In July of 2022, NASA released the first images from the James Webb Space Telescope, the successor to the Hubble that took more than 20 years to develop. One of these images depictes a galaxy cluster known as “Stephan’s Quintet.” This is a group of five galaxies that are unusually close together by astronomical standards. Four of the galaxies (NGC 7317, NGC 7318A, NGC 7318B, and NGC 7319) are so close to one another that they are caught in a cosmic dance of gravity. They are about 290 million light years away from earth. The fifth galaxy (NGC 7320), is too far from the others to participate in their dance, yet it is the closest to earth at only 40 million light years. 

This piece opens with a fanfare to laud the technological innovation required for the telescope to have captured this image. Next is a brief interlude to portray the vastness of space. The crux of the piece comes in a four-voice fugue that portrays the dance of the four most tightly clustered galaxies. The fifth galaxy, the French Horn, plays its own melody that harmonizes with the fugal texture while staying outside of its formal structure.

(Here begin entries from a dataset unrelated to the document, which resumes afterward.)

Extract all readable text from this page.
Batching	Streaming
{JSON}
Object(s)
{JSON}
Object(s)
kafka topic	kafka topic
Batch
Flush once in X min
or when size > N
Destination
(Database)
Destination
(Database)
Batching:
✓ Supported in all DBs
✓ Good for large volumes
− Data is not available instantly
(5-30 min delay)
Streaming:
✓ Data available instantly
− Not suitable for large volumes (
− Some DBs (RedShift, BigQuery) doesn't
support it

As a lifelong Star Wars fanatic who was drawn to music in the first place with the significant help of John Williams’s scores, space has always fancied my musical imagination. And I love when we artists of the world get to celebrate the contributions of other fields to the human spirit. Three years removed from composing this piece, I feel the same wonder looking at Webb photos. This piece is also special to me as the first fugue I composed, a process which has since become a favorite of mine. It was my first semester at Oberlin, and after ten years of accompanying choirs, I was finally singing in one. We were rehearsing R. Nathaniel Dett’s oratorio “The Ordering of Moses” and the glorious fugue on the “Go Down, Moses” spiritual contained therein. The rising anticipation I felt as the fugue texture built and I waited join in with the rest of the basses was electric. It was like seeing an immense wave rising and waiting to jump in on a surf board to ride it to shore (not that I surf). Beyond the programmatic image of intertwined galaxies, I felt my newfound awe in fugues to be a fitting match for that with which I beheld the galaxies of Stephan’s Quintet. With every fugue I’ve written sense, I’ve tried to recreate Dett’s “wave”.

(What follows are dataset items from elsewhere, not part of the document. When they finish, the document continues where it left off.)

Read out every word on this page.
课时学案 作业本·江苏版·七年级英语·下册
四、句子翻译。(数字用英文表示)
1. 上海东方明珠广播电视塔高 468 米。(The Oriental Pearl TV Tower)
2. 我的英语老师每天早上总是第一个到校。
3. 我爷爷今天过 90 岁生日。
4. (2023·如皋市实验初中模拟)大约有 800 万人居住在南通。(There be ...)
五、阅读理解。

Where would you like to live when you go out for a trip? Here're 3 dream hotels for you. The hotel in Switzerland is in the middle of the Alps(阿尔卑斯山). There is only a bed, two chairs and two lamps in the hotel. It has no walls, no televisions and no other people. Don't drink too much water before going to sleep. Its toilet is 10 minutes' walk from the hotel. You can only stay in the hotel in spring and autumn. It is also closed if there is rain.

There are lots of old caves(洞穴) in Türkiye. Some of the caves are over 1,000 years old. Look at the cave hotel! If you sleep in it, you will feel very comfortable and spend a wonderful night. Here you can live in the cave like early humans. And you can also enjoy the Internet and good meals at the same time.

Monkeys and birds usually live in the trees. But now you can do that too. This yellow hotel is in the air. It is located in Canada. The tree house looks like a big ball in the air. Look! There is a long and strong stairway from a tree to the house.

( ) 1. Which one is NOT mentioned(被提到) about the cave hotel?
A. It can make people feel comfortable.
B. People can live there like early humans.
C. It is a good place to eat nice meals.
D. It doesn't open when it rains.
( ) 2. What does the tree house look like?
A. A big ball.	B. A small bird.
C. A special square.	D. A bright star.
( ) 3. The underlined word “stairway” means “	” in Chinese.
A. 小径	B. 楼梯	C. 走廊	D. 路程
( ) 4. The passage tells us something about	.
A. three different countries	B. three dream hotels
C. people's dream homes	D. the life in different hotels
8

This piece is dedicated to my friend Ed, who first pointed me to the Webb images as musical inspiration.

The galaxies as captured by NASA’s James Webb Space Telescope July 12, 2022. Photo in Public Domain.

Duration

7 Minutes

Year of Composition

2022 (fugue), 2023 (fanfare)

Instrumentation

brass quintet

  • trumpet I in C, doubling piccolo trumpet in B

  • trumpet II in C

  • horn in F

  • trombone

  • tuba

A page of the fugue from my sketchbook. It seems I wrote this piece before investing in a ruler.